Light database

  • Thread starter Alexander Muylaert
  • Start date
S

Stefano Lanzavecchia

Also it is thread-safe (but not multi-threaded, nor does it implement a
particularly granular locking strategy), so there is no need to put in
locking yourself.

In Perst there's a "PersistentResource" (check the demo called TestConcur)
which shows how access to the storage can be made thread-safe by adding
resource locks. As I was saying, this only works as long as the access is
done in the same process by different threads. If one needs the database to
be shared from multiple processes or even separate physical machines, then
one's out of luck since Perst opens the file in exclusive mode and won't
allow other processes to access the data. To work round this limitation one
would be forced to write a server (using .NET remoting, probably).

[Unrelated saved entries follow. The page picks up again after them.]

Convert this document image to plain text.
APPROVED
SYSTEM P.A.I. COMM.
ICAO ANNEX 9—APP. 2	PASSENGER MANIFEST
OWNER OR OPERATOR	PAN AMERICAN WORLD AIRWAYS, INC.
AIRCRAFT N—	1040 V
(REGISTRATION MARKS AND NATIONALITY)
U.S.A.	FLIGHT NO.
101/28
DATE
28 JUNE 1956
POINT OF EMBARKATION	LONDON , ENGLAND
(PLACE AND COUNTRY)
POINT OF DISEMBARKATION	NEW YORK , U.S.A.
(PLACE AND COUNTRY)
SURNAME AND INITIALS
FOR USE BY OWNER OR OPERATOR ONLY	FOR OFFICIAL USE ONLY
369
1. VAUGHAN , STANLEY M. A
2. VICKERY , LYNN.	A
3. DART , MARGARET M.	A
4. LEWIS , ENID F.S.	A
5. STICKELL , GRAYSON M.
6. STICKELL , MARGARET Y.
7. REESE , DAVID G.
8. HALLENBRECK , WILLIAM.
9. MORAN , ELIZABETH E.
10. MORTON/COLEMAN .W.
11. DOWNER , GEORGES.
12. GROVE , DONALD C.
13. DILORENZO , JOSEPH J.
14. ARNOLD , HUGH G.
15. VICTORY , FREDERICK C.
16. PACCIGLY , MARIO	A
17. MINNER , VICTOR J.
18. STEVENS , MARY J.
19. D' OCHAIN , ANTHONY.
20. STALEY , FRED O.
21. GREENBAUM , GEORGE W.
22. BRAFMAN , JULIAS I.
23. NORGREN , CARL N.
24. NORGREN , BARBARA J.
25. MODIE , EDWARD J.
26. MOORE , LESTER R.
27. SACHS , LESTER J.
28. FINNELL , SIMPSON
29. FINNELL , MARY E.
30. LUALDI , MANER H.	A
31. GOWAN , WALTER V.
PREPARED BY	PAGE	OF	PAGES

As far as speed is concerned, I found it quite good. As a hobbist project I
am writing a web based forum which uses Perst as its storage backend and I
can tell you it easily beats everything else I tried, also considering the
fact that I don't need an intermediate O/R layer since Perst is effectively
an Object database.
 
S

Stefano Lanzavecchia

And I'd say it's faster than COM's structured storage technology... but of
course it won't be as fast as commercial databases, simply because (a) it's
totally managed code and (b) it uses reflection to deserialize rows
(instances), which itself is quite slow.

True. On the other hand: (a) it uses an intelligent caching mechanism (b) it
does not use reflection directly to marshal the fields of the persisted
classes, but it pre generates classes to do so (have a look at the file
"codegenerator.cs"). The strategy is analogous to the one explained in the
first part of this article:
http://msdn.microsoft.com/msdnmag/issues/04/07/NETMatters/default.aspx
 
J

John Wood

Yeah the code generation stuff is quite recent... I was the one who got him
to generate it in a background thread after startup, because it was taking
minutes to generate all the code for my 1000+ classes!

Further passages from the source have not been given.